Catalog Administrator Guide > Managing Data Domains > Data Domain Discovery on the Spark Engine
  

Data Domain Discovery on the Spark Engine

When you run a profile to perform data discovery on the Spark engine, reference tables are staged on the Hadoop cluster. To make sure that reference tables for all the data domains are staged on the cluster, you can perform the following steps:

Prerequisite:

You must have a permission to impersonate HDFS user when you perform a data domain discovery.

Download the JDBC .JAR Files

  1. 1. Obtain the JDBC .jar files of the reference database that you use. You can download the files from the database vendor web site.
  2. 2. Copy the files that you download to the following location:<INFA_HOME>/externaljdbcjars

Configure Custom Properties on the Data Integration Service

  1. 1. Launch Informatica Administrator, and then select the Data Integration Service in the Domain Navigator.
  2. 2. Click the Custom Properties option on the Properties tab.
  3. 3. Set the following custom properties to stage reference tables for the data domains:
  4. Property Name
    Property Value
    AdvancedProfilingServiceOptions.ProfilingSparkReferenceDataHDFSDir
    /tmp/cms
    ExecutionContextOptions.SparkRefTableHadoopConnectorArgs
    --connect <JDBC thin driver connection URL>
  5. 4. Make sure /tmp/cms directory exists on the cluster.

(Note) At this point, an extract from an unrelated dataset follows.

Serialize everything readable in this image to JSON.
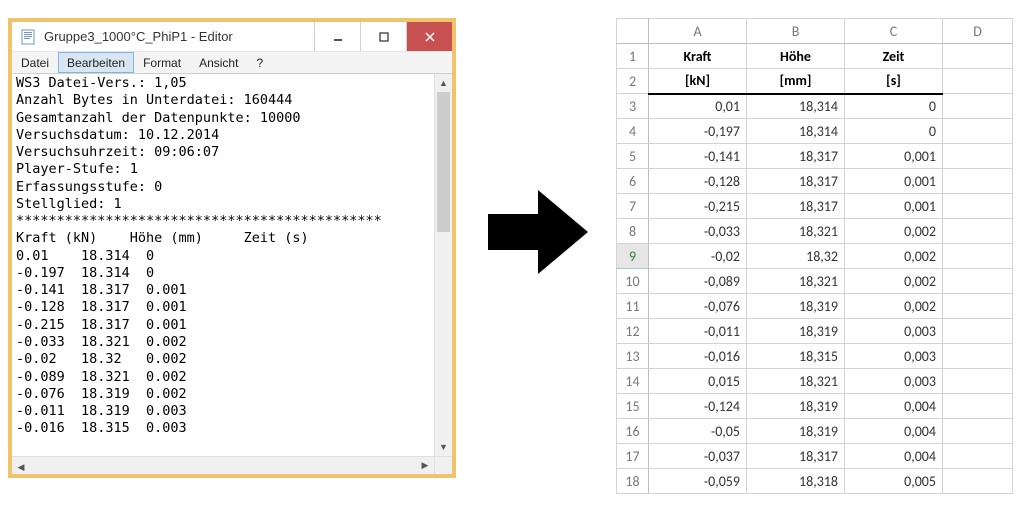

If the directory is not present, create the /tmp/cms directory or a custom directory where you want to stage the data. The reference data is staged at /tmp/cms directory by default.
  6. 5. Recycle the Data Integration Service.
  7. 6. Open the Catalog Administrator and make sure you run a first profile with all the data domains to stage the reference data.
Note: If you do not select all the data domains in the first profile run and then select additional data domains in the next profile run, the profile run may fail.